San Francisco Fed President Mary Daly called it the hardest phase of policymaking, as officials try to communicate how they are straddling two-sided risks.

“When you don’t know exactly what will be needed, it’s not actually a terrific idea to telegraph one thing or the other,” she said on Oct. 5. “We could find ourselves with data that are really accelerating, and I don’t want to be in a position where we’ve said definitively we’re not going to do X, and then X is needed.”

Yield Surge

Nevertheless, a fast rise in bond yields after the Sept. 19-20 policy meeting has led some officials to conclude that they can skip a hike for the second consecutive meeting as higher market rates are doing some of the work of restraint.

Philip Jefferson, who as vice chair plays a key role in communicating Fed policy on behalf of Powell, said Monday he’s watching the increase in Treasury yields as a potential further brake on the economy.

“Looking ahead, I will remain cognizant of the tightening in financial conditions through higher bond yields and will keep that in mind as I assess the future path of policy,” he said.

Yields on the US government 10-year note touched the highest levels since 2007 on Oct. 6 before closing at 4.8%. As Fed officials signaled a November hike might be off the table, yields fell back, closing the week at 4.61%.

“We’re in this position where we kind of watch and see what happens,” Fed Governor Christopher Waller said Wednesday at a conference in Park City, Utah.

Others, including Philadelphia Fed President Patrick Harker and Atlanta Fed chief Raphael Bostic, have gone further, saying policy is restrictive enough to guide inflation back to the central bank’s 2% goal.

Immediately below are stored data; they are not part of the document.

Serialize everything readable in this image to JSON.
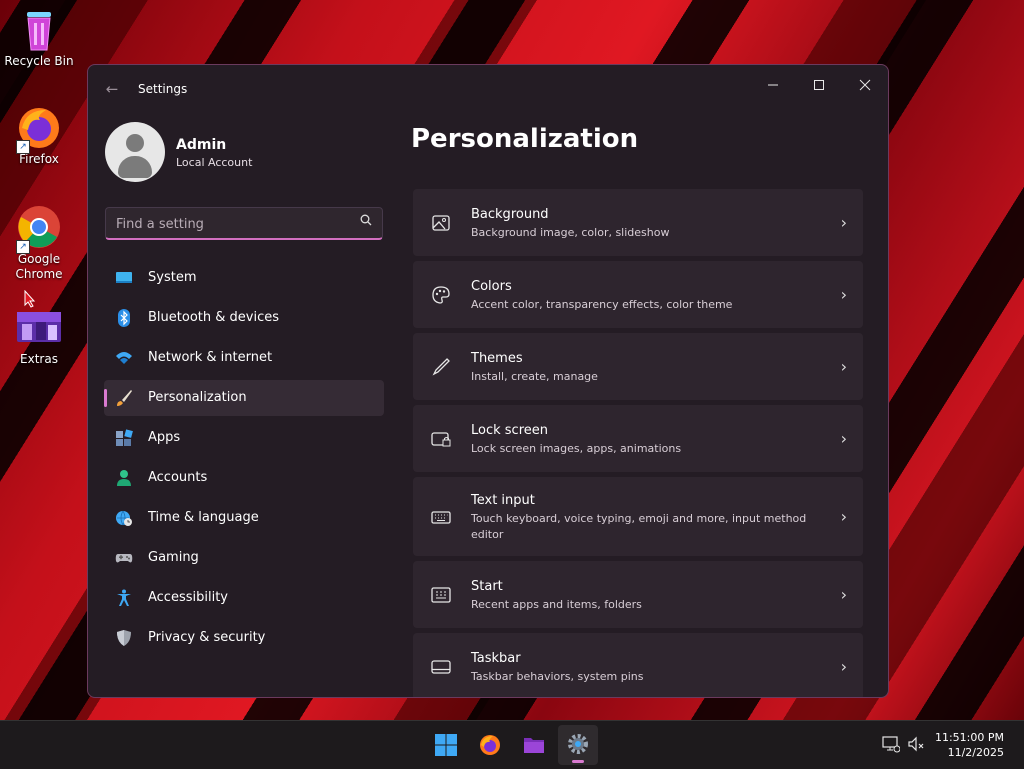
{
  "desktop": {
    "icons": [
      {
        "label": "Recycle Bin"
      },
      {
        "label": "Firefox"
      },
      {
        "label": "Google Chrome"
      },
      {
        "label": "Extras"
      }
    ]
  },
  "window": {
    "title": "Settings",
    "controls": {
      "minimize": "minimize-icon",
      "maximize": "maximize-icon",
      "close": "close-icon"
    }
  },
  "profile": {
    "name": "Admin",
    "account_type": "Local Account"
  },
  "search": {
    "placeholder": "Find a setting"
  },
  "nav": {
    "items": [
      {
        "label": "System",
        "icon": "monitor-icon"
      },
      {
        "label": "Bluetooth & devices",
        "icon": "bluetooth-icon"
      },
      {
        "label": "Network & internet",
        "icon": "wifi-icon"
      },
      {
        "label": "Personalization",
        "icon": "brush-icon",
        "active": true
      },
      {
        "label": "Apps",
        "icon": "apps-icon"
      },
      {
        "label": "Accounts",
        "icon": "person-icon"
      },
      {
        "label": "Time & language",
        "icon": "globe-clock-icon"
      },
      {
        "label": "Gaming",
        "icon": "gamepad-icon"
      },
      {
        "label": "Accessibility",
        "icon": "accessibility-icon"
      },
      {
        "label": "Privacy & security",
        "icon": "shield-icon"
      }
    ]
  },
  "main": {
    "title": "Personalization",
    "cards": [
      {
        "title": "Background",
        "subtitle": "Background image, color, slideshow",
        "icon": "image-icon"
      },
      {
        "title": "Colors",
        "subtitle": "Accent color, transparency effects, color theme",
        "icon": "palette-icon"
      },
      {
        "title": "Themes",
        "subtitle": "Install, create, manage",
        "icon": "pen-icon"
      },
      {
        "title": "Lock screen",
        "subtitle": "Lock screen images, apps, animations",
        "icon": "lock-screen-icon"
      },
      {
        "title": "Text input",
        "subtitle": "Touch keyboard, voice typing, emoji and more, input method editor",
        "icon": "keyboard-icon"
      },
      {
        "title": "Start",
        "subtitle": "Recent apps and items, folders",
        "icon": "start-icon"
      },
      {
        "title": "Taskbar",
        "subtitle": "Taskbar behaviors, system pins",
        "icon": "taskbar-icon"
      }
    ]
  },
  "taskbar": {
    "apps": [
      "start-icon",
      "firefox-icon",
      "file-explorer-icon",
      "settings-icon"
    ],
    "time": "11:51:00 PM",
    "date": "11/2/2025"
  },
  "colors": {
    "accent": "#d97ad0",
    "window_bg": "#241c24",
    "card_bg": "#2e252e"
  }
}
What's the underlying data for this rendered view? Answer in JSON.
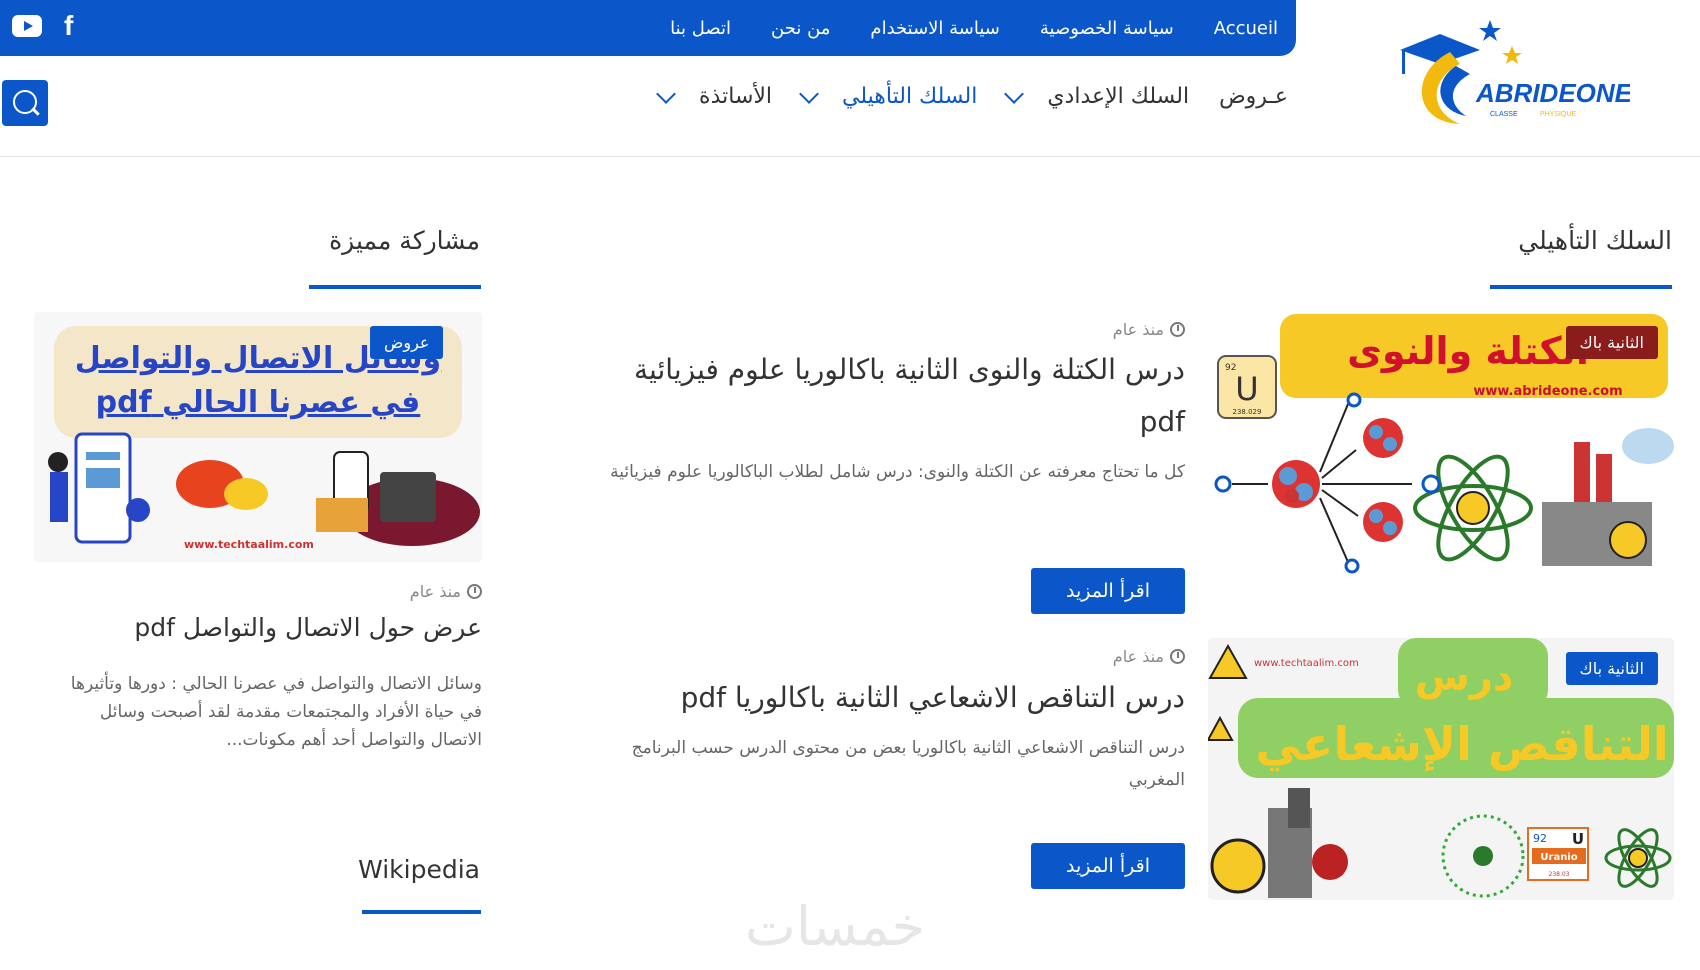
{
  "topbar": {
    "links": [
      "Accueil",
      "سياسة الخصوصية",
      "سياسة الاستخدام",
      "من نحن",
      "اتصل بنا"
    ]
  },
  "logo": {
    "name": "ABRIDEONE",
    "tagline_left": "CLASSE",
    "tagline_right": "PHYSIQUE"
  },
  "nav": {
    "items": [
      {
        "label": "عـروض",
        "has_dropdown": false
      },
      {
        "label": "السلك الإعدادي",
        "has_dropdown": true
      },
      {
        "label": "السلك التأهيلي",
        "has_dropdown": true,
        "active": true
      },
      {
        "label": "الأساتذة",
        "has_dropdown": true
      }
    ]
  },
  "sections": {
    "main_title": "السلك التأهيلي",
    "featured_title": "مشاركة مميزة",
    "wikipedia_title": "Wikipedia"
  },
  "posts": [
    {
      "badge": "الثانية باك",
      "time": "منذ عام",
      "title": "درس الكتلة والنوى الثانية باكالوريا علوم فيزيائية pdf",
      "excerpt": "كل ما تحتاج معرفته عن الكتلة والنوى: درس شامل لطلاب الباكالوريا علوم فيزيائية",
      "read_more": "اقرأ المزيد",
      "thumb_text": "الكتلة والنوى",
      "thumb_url": "www.abrideone.com",
      "element_number": "92",
      "element_symbol": "U",
      "element_mass": "238.029"
    },
    {
      "badge": "الثانية باك",
      "time": "منذ عام",
      "title": "درس التناقص الاشعاعي الثانية باكالوريا pdf",
      "excerpt": "درس التناقص الاشعاعي الثانية باكالوريا  بعض من محتوى الدرس حسب البرنامج المغربي",
      "read_more": "اقرأ المزيد",
      "thumb_line1": "درس",
      "thumb_line2": "التناقص الإشعاعي",
      "thumb_url": "www.techtaalim.com",
      "element_number": "92",
      "element_symbol": "U",
      "element_name": "Uranio",
      "element_mass": "238.03"
    }
  ],
  "featured": {
    "badge": "عروض",
    "time": "منذ عام",
    "title": "عرض حول الاتصال والتواصل pdf",
    "excerpt": "وسائل الاتصال والتواصل في عصرنا الحالي : دورها وتأثيرها في حياة الأفراد والمجتمعات  مقدمة لقد أصبحت وسائل الاتصال والتواصل أحد أهم مكونات...",
    "thumb_line1": "وسائل الاتصال والتواصل",
    "thumb_line2": "في عصرنا الحالي pdf",
    "thumb_url": "www.techtaalim.com"
  },
  "watermark": "خمسات",
  "colors": {
    "primary": "#0b57c9",
    "badge_dark": "#8a1c1c",
    "accent_green": "#8fcf63",
    "accent_yellow": "#f6c927"
  }
}
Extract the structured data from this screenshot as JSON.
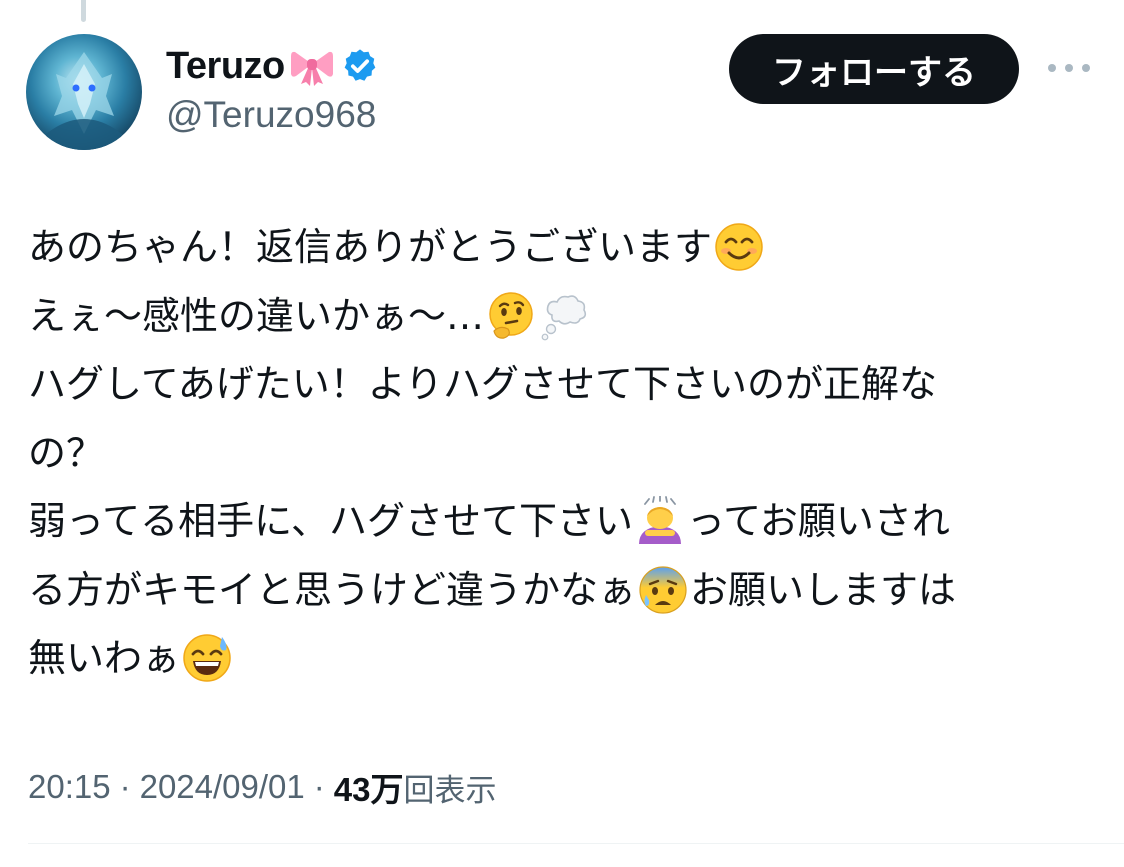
{
  "author": {
    "display_name": "Teruzo",
    "name_emoji": "ribbon-emoji",
    "verified": true,
    "handle": "@Teruzo968"
  },
  "actions": {
    "follow_label": "フォローする",
    "more_icon": "more-horizontal-icon"
  },
  "tweet": {
    "lines": [
      {
        "text": "あのちゃん！返信ありがとうございます",
        "emoji": "smiling-face-emoji"
      },
      {
        "text": "えぇ〜感性の違いかぁ〜…",
        "emoji": "thinking-face-emoji",
        "emoji2": "thought-balloon-emoji"
      },
      {
        "text": "ハグしてあげたい！よりハグさせて下さいのが正解な"
      },
      {
        "text": "の？"
      },
      {
        "text_before": "弱ってる相手に、ハグさせて下さい",
        "emoji": "person-bowing-emoji",
        "text_after": "ってお願いされ"
      },
      {
        "text_before": "る方がキモイと思うけど違うかなぁ",
        "emoji": "anxious-face-sweat-emoji",
        "text_after": "お願いしますは"
      },
      {
        "text": "無いわぁ",
        "emoji": "grinning-sweat-emoji"
      }
    ]
  },
  "meta": {
    "time": "20:15",
    "separator": "·",
    "date": "2024/09/01",
    "views_count": "43万",
    "views_label": "回表示"
  },
  "colors": {
    "text_primary": "#0f1419",
    "text_secondary": "#536471",
    "verified_blue": "#1d9bf0",
    "button_bg": "#0f1419"
  }
}
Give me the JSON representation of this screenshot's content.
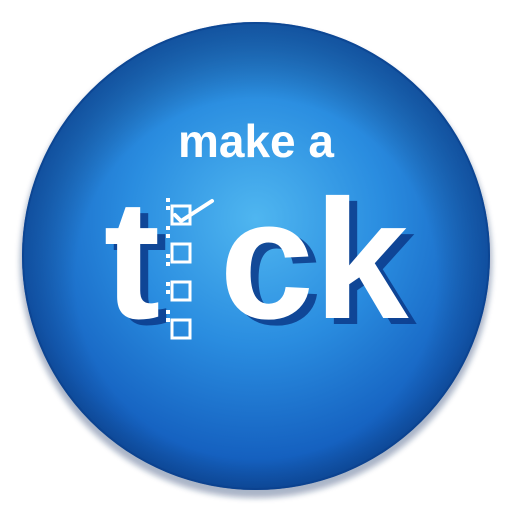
{
  "logo": {
    "line1": "make a",
    "word_start": "t",
    "word_end": "ck",
    "checkbox_count": 4,
    "checked_count": 1
  },
  "colors": {
    "disc_light": "#3aa6e8",
    "disc_mid": "#1b78cf",
    "disc_dark": "#0f4ea3",
    "rim": "#0a3f8c",
    "text": "#ffffff",
    "shadow_letters": "#0b3a8a"
  }
}
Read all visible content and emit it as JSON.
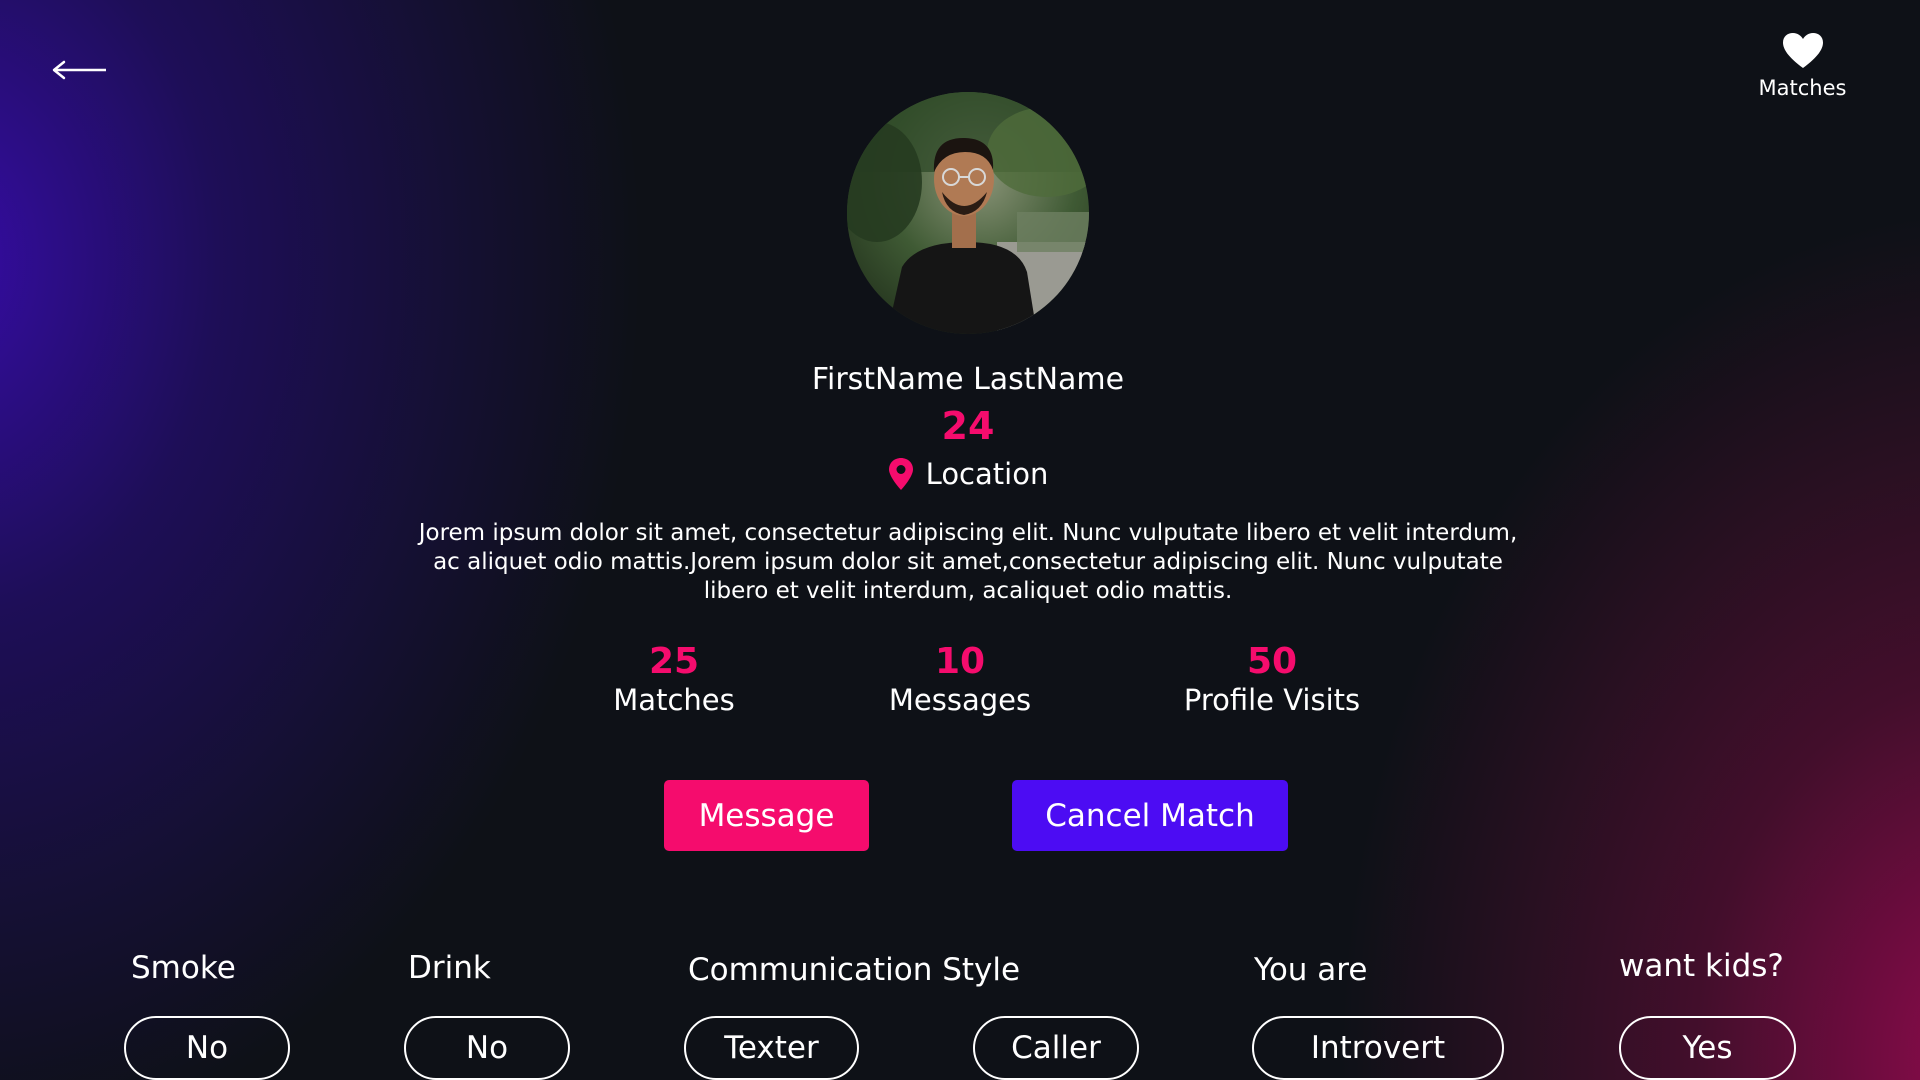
{
  "nav": {
    "back_icon": "left-arrow-icon",
    "matches_icon": "heart-icon",
    "matches_label": "Matches"
  },
  "profile": {
    "name": "FirstName LastName",
    "age": "24",
    "location_icon": "map-pin-icon",
    "location": "Location",
    "bio": "Jorem ipsum dolor sit amet, consectetur adipiscing elit. Nunc vulputate libero et velit interdum, ac aliquet odio mattis.Jorem ipsum dolor sit amet,consectetur adipiscing elit. Nunc vulputate libero et velit interdum, acaliquet odio mattis."
  },
  "stats": [
    {
      "value": "25",
      "label": "Matches"
    },
    {
      "value": "10",
      "label": "Messages"
    },
    {
      "value": "50",
      "label": "Profile Visits"
    }
  ],
  "actions": {
    "message_label": "Message",
    "cancel_label": "Cancel Match"
  },
  "preferences": {
    "smoke": {
      "label": "Smoke",
      "value": "No"
    },
    "drink": {
      "label": "Drink",
      "value": "No"
    },
    "communication": {
      "label": "Communication Style",
      "options": [
        "Texter",
        "Caller"
      ]
    },
    "personality": {
      "label": "You are",
      "value": "Introvert"
    },
    "kids": {
      "label": "want kids?",
      "value": "Yes"
    }
  },
  "colors": {
    "accent_pink": "#f50c6d",
    "accent_purple": "#4c0cf3",
    "background": "#0e1117"
  }
}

But such a clear signal is unlikely to come from the Fed’s policy committee.

In projections submitted just last month, 12 of 19 officials said they expect another rate increase before the end of the year.

While policymakers could at some point tweak their post-meeting statement — which referenced “the extent of additional policy firming” — the data haven’t yet indicated that the inflation battle is over.

The last reading on the Fed’s preferred core inflation measure showed prices rose 3.9% in the 12 months through August.

Communication Risks

A strong signal that the rate-hiking cycle is over risks a powerful rally in stock and bond markets, inducing more consumption and growth just when Fed officials are trying to moderate demand.

Households seem to believe that the inflation fight is far from convincingly won. Both short- and longer-run inflation expectations moved higher this month, a University of Michigan survey showed Friday.

“They can’t signal they are done,” said Lou Crandall, chief economist at Wrightson ICAP LLC, because it immediately sets up expectations of when the Fed will start cutting.

Fed officials also see it as essential to keep a lid on inflation expectations, and have repeatedly emphasized their commitment to restoring price stability, even if it means raising rates higher than they currently expect.

“Two percent is and will remain our inflation target,” Powell said in his Aug. 25 remarks at the Jackson Hole, Wyoming, central bank symposium.

The Fed chief is set to speak Thursday at the Economic Club of New York.

Lifting the threat of further hikes could also undermine that credibility with the public, raising the risk that inflation will become entrenched.

“There is a very substantial risk that they will need to do more,” said Andrew Levin, a former senior Fed adviser who’s now a professor at Dartmouth College.